We introduce ViCA-NeRF, the first view-consistency-aware method for 3D editing with text instructions. In addition to the implicit neural radiance field (NeRF) modeling, our key insight is to exploit two sources of regularization that explicitly propagate the editing information across different views, thus ensuring multi-view consistency. For geometric regularization, we leverage the depth information derived from NeRF to establish image correspondences between different views. For learned regularization, we align the latent codes in the 2D diffusion model between edited and unedited images, enabling us to edit key views and propagate the update throughout the entire scene. Incorporating these two strategies, our ViCA-NeRF operates in two stages. In the initial stage, we blend edits from different views to create a preliminary 3D edit. This is followed by a second stage of NeRF training, dedicated to further refining the scene's appearance. Experimental results demonstrate that ViCA-NeRF provides more flexible, efficient (3 times faster) editing with higher levels of consistency and details, compared with the state of the art. Our code is publicly available.

Figures (17)

• Figure 1: Our ViCA-NeRF is the first work that achieves multi-view consistent 3D editing with text instructions, applicable across a broad range of scenes and instructions. Moreover, ViCA-NeRF exhibits controllability, allowing for early control of final results by editing key views. Notably, ViCA-NeRF is also efficient, surpassing state-of-the-art Instruct-NeRF2NeRF by being 3 times faster.

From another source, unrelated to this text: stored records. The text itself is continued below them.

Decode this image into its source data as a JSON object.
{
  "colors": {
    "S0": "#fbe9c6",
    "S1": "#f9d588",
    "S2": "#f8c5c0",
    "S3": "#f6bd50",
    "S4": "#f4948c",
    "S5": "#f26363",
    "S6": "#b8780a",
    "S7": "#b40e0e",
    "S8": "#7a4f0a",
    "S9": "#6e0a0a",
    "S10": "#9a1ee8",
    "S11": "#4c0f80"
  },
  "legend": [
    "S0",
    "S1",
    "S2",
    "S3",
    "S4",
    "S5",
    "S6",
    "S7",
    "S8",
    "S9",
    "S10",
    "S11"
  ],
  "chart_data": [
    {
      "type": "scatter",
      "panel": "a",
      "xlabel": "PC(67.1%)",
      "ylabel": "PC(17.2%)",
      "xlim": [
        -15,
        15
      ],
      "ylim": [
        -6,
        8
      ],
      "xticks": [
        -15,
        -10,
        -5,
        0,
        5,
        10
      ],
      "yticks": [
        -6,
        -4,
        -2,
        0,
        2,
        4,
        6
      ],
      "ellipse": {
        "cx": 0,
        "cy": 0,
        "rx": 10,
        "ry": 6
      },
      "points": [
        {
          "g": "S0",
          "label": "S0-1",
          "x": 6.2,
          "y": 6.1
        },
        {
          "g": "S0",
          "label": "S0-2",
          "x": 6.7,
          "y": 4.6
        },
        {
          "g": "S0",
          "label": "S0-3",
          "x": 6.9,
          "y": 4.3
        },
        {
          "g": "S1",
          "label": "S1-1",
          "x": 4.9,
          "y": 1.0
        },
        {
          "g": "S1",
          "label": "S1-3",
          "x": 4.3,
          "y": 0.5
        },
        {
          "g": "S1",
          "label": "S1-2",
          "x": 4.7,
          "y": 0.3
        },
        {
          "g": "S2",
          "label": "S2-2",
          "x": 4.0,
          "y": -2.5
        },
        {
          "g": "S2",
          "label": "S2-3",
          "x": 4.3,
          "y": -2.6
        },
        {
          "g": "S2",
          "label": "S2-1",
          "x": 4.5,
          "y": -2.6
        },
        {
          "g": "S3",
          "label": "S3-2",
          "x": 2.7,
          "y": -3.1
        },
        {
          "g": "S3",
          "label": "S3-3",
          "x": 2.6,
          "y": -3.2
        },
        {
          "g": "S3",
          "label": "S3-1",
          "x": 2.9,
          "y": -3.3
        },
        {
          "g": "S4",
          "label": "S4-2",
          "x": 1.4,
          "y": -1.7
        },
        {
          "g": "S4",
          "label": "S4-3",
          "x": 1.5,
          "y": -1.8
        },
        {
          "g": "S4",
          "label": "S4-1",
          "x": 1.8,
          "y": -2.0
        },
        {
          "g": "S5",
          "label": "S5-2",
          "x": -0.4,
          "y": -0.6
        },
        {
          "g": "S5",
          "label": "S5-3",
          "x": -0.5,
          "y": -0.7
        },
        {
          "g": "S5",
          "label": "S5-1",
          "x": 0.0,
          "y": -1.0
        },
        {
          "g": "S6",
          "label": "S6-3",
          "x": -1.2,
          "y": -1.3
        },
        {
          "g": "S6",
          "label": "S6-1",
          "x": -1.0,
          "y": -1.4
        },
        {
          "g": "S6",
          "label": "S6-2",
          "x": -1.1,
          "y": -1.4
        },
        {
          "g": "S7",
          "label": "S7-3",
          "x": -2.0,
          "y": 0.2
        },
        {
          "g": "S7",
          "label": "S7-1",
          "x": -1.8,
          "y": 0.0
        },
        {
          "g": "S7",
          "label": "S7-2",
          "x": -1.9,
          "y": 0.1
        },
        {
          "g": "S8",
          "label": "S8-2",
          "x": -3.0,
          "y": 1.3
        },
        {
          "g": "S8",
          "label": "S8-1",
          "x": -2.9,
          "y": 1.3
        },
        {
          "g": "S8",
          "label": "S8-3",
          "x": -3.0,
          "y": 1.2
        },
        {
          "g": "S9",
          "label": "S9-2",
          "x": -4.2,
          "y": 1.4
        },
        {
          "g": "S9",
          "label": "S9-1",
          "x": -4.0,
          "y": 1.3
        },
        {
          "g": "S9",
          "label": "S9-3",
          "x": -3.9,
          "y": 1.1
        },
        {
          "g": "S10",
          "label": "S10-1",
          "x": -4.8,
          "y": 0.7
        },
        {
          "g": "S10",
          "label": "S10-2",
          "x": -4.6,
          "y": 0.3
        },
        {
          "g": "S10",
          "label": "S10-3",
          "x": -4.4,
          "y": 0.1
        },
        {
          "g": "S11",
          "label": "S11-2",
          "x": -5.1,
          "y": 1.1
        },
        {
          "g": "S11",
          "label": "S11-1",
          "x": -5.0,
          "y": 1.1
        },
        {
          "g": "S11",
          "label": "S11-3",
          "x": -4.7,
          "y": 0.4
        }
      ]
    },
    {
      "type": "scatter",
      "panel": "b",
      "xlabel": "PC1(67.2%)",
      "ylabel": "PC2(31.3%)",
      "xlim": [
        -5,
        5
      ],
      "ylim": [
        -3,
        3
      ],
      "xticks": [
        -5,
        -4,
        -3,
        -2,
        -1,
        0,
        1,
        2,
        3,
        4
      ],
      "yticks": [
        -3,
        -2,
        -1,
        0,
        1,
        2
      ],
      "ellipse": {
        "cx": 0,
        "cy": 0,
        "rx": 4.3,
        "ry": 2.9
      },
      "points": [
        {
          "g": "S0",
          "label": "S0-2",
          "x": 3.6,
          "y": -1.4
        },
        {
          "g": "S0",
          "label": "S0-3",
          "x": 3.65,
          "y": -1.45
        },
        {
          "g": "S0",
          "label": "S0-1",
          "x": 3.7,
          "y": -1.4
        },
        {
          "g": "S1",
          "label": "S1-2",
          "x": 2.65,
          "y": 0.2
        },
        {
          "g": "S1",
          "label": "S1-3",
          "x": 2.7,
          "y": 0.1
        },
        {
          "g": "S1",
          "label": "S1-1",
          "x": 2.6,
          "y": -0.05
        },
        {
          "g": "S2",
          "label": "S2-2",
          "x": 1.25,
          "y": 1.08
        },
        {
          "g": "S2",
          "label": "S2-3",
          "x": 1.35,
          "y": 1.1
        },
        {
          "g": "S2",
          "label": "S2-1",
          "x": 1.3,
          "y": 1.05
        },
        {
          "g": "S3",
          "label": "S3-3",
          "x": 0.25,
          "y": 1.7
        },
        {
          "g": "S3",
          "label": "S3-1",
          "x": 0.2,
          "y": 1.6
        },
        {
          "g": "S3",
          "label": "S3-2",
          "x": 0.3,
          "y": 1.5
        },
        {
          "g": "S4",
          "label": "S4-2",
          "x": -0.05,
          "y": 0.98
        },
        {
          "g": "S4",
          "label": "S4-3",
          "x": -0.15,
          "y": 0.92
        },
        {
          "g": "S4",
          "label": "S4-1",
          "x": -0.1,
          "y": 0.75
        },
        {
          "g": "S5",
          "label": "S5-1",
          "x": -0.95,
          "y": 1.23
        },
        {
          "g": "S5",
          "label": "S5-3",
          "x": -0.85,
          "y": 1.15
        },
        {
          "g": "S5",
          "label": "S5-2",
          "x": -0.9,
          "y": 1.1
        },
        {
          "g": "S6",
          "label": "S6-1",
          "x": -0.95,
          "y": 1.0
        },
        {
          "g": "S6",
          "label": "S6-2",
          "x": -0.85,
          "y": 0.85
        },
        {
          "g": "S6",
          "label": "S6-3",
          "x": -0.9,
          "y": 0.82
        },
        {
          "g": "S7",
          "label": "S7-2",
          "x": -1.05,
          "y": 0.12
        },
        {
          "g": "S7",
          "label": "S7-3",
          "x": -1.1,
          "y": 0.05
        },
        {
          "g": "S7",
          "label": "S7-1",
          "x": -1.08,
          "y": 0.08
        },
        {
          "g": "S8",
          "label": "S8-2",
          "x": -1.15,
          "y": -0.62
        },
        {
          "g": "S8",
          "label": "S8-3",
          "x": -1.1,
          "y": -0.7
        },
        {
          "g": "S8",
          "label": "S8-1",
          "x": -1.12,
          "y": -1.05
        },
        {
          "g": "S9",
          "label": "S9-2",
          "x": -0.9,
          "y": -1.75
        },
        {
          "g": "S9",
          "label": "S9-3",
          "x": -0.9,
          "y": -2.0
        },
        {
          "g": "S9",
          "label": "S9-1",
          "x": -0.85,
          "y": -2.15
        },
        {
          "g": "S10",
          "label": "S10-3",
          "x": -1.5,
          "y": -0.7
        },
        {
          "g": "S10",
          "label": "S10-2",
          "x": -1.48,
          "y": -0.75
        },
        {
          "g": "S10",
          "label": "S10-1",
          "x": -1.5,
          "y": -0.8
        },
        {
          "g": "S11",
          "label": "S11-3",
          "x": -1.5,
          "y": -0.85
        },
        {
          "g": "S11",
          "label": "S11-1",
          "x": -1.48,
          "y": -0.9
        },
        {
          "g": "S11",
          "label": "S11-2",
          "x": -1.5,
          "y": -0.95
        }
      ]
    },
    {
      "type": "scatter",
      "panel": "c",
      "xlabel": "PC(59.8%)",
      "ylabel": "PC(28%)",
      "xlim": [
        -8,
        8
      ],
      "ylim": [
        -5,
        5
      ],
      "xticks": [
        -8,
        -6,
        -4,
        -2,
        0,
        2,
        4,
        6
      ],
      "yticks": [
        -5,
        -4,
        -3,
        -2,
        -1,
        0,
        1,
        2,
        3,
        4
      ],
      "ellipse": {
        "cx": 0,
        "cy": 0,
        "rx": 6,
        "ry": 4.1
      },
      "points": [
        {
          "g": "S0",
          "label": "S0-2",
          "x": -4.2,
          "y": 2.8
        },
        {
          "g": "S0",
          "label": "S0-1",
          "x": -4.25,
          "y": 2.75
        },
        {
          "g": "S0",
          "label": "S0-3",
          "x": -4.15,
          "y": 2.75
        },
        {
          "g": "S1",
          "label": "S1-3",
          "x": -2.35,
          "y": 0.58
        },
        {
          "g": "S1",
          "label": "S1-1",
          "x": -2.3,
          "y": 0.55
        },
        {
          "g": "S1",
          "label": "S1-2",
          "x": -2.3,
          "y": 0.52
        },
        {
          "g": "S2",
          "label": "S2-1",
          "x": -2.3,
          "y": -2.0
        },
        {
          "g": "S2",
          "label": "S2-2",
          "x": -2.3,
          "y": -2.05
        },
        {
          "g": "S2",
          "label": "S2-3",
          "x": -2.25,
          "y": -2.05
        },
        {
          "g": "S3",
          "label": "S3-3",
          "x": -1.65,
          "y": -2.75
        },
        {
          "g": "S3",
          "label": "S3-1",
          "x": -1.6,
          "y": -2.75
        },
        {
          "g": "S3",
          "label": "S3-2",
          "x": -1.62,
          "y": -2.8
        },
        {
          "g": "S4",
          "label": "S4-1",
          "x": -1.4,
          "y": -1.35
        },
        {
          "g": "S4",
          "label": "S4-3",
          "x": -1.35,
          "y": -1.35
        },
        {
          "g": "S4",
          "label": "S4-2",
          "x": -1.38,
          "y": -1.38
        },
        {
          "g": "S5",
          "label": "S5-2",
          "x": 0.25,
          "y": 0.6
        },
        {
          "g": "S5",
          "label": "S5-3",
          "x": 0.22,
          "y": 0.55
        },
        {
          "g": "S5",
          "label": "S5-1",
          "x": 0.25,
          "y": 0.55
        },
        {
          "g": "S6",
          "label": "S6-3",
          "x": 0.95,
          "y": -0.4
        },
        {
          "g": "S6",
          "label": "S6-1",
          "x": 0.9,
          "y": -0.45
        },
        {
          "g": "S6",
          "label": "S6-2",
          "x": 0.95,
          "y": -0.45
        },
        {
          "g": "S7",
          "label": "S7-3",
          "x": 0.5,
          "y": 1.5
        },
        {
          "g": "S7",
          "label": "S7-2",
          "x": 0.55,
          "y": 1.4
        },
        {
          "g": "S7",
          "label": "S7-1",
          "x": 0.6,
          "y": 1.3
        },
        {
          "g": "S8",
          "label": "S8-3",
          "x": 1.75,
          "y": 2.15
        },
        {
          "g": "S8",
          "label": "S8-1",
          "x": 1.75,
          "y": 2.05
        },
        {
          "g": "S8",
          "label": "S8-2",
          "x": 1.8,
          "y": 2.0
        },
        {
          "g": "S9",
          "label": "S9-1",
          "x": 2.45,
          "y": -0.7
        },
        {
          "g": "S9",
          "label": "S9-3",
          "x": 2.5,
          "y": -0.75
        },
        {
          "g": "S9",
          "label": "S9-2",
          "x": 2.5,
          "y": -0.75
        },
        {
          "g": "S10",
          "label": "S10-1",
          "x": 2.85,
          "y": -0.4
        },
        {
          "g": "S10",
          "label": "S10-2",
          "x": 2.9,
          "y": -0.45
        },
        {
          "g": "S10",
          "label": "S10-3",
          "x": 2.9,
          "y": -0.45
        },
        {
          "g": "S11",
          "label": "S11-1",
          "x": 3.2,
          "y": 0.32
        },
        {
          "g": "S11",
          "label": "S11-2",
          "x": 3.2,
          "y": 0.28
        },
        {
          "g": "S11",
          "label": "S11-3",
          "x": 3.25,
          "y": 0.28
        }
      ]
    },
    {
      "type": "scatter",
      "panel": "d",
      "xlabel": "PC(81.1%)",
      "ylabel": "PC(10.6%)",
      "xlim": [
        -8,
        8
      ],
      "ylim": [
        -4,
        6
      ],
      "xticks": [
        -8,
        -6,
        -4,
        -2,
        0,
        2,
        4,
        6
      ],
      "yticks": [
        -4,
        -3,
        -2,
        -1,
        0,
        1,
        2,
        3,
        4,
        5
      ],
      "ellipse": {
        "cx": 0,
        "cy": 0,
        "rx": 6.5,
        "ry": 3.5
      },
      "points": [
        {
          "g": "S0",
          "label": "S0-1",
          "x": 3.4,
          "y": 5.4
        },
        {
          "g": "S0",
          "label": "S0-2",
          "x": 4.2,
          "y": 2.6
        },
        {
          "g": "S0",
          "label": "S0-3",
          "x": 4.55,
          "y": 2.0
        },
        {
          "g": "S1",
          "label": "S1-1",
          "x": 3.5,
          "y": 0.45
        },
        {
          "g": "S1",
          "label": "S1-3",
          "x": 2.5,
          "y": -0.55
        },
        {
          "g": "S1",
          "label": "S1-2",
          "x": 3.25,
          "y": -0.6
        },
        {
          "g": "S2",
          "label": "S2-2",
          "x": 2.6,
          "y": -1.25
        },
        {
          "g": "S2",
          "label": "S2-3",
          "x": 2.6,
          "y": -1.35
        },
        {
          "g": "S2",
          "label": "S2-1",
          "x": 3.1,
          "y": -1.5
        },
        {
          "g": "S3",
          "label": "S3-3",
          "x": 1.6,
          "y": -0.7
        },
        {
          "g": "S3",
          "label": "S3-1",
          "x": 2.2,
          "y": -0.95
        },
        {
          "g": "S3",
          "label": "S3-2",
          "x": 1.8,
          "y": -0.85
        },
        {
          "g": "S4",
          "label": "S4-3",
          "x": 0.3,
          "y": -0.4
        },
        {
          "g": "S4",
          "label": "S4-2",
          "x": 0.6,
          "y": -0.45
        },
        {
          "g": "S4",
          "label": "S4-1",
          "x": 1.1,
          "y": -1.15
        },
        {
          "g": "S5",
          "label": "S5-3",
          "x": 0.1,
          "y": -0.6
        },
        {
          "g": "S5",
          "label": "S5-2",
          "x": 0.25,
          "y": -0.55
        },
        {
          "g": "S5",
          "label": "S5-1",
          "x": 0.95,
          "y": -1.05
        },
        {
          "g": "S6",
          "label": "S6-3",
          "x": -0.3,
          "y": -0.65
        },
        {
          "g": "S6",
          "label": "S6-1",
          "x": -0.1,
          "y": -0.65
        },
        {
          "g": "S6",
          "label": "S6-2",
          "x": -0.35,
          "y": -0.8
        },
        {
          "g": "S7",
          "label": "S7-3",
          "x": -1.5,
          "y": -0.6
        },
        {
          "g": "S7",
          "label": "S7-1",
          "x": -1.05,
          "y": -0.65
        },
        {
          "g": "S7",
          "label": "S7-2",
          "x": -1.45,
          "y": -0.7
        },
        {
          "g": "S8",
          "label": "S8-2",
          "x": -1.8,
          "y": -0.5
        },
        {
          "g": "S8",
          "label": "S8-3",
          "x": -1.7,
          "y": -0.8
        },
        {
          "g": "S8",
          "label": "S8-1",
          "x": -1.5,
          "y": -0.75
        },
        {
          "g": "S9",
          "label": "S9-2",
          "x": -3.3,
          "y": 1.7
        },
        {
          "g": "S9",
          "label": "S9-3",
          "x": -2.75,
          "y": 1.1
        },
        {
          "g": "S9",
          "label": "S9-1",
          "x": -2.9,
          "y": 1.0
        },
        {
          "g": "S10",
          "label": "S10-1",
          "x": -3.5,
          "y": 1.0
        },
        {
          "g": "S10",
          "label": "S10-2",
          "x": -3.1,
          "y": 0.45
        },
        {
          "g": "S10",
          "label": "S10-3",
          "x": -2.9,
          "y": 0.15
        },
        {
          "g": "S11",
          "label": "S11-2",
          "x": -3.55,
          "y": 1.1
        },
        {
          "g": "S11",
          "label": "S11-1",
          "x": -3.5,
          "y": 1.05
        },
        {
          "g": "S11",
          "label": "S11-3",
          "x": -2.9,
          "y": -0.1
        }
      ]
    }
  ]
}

• Figure 2: Overview of our ViCA-NeRF. Our proposed method decouples NeRF editing into two stages. In the first stage, we sample several key views and edit them through Instruct-Pix2Pix. Then, we use the depth map and camera poses to project edited keyframes to other views and obtain a mixup dataset. These images are further refined through our blending model. In the second stage, the edited dataset is directly used to train the NeRF model. Optionally, we can conduct refinement to the dataset according to the updated NeRF.
• Figure 3: Illustration of mixup procedure and blending model. We first mix up the image with the edited key views. Then, we introduce a blending model to further refine it. The blending model utilizes two modified Instruct-Pix2Pix ('Inp2p') processes. In each process, we generate multiple results and take their average on the latent code to decode a single final result.
• Figure 4: Qualitative comparison with Instruct-NeRF2NeRF. Our ViCA-NeRF provides more details compared with Instruct-NeRF2NeRF. In addition, our ViCA-NeRF can handle challenging prompts, such as "Turn him into a robot," whereas Instruct-NeRF2NeRF fails in such cases.
• Figure 5: Comparison on NeRF-Art. We compare the editing results based on NeRF-Art's nerfart sequences and edits. Our ViCA-NeRF produces more detailed information and achieves more substantial changes to the content.